B0633
Title: Efficient and accurate estimation from dependent data: The debiased spatial Whittle likelihood
Authors: Sofia Olhede - EPFL (Switzerland) [presenting]
Adam Sykulski - Imperial College London (United Kingdom)
Arthur Guillaumin - Queen Mary University of London (United Kingdom)
Frederik Simons - Princeton (United States)
Abstract: A computationally and statistically efficient method is proposed for estimating the parameters of a stochastic covariance model observed on a regular spatial grid in any number of dimensions. Our proposed method, which we call the Debiased Spatial Whittle likelihood, makes important corrections to the well-known Whittle likelihood to account for large sources of bias caused by boundary effects and aliasing.

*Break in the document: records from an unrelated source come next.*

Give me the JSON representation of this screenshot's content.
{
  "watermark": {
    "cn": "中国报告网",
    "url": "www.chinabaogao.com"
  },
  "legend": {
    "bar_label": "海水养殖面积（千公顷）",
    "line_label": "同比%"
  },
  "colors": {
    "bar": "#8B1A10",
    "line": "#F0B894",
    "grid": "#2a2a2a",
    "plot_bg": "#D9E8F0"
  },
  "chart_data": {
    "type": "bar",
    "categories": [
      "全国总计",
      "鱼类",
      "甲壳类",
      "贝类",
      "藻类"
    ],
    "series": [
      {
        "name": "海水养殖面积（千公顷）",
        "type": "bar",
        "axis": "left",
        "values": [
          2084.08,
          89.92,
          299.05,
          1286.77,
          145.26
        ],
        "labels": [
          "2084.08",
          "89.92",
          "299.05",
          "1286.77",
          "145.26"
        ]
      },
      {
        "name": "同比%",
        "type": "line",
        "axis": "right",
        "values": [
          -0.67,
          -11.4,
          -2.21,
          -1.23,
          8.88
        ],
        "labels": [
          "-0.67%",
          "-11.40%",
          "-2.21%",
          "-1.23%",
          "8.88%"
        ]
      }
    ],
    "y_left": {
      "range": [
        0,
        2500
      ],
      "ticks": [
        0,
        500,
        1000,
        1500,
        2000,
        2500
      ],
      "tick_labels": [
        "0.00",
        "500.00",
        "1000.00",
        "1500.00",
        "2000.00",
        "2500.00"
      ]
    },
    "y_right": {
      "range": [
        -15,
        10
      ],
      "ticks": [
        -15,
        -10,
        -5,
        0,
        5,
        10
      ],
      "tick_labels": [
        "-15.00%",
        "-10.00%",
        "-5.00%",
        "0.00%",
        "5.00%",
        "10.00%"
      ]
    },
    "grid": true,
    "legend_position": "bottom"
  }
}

We generalize the approach to flexibly allow for significant volumes of missing data, including those with lower-dimensional substructure, and for irregular sampling boundaries. We build a theoretical framework under relatively weak assumptions, which ensures consistency and asymptotic normality in numerous practical settings, including missing data and non-Gaussian processes. We also extend our consistency results to multivariate processes. We provide detailed implementation guidelines which ensure the estimation procedure can be conducted in O(n log n) operations, where n is the number of points of the encapsulating rectangular grid, thus keeping the computational scalability of Fourier and Whittle-based methods for large data sets. We validate our procedure over a range of simulated and real-world settings, and compare it with state-of-the-art alternatives, demonstrating the enduring practical appeal of Fourier-based methods, provided they are corrected by the developed procedures.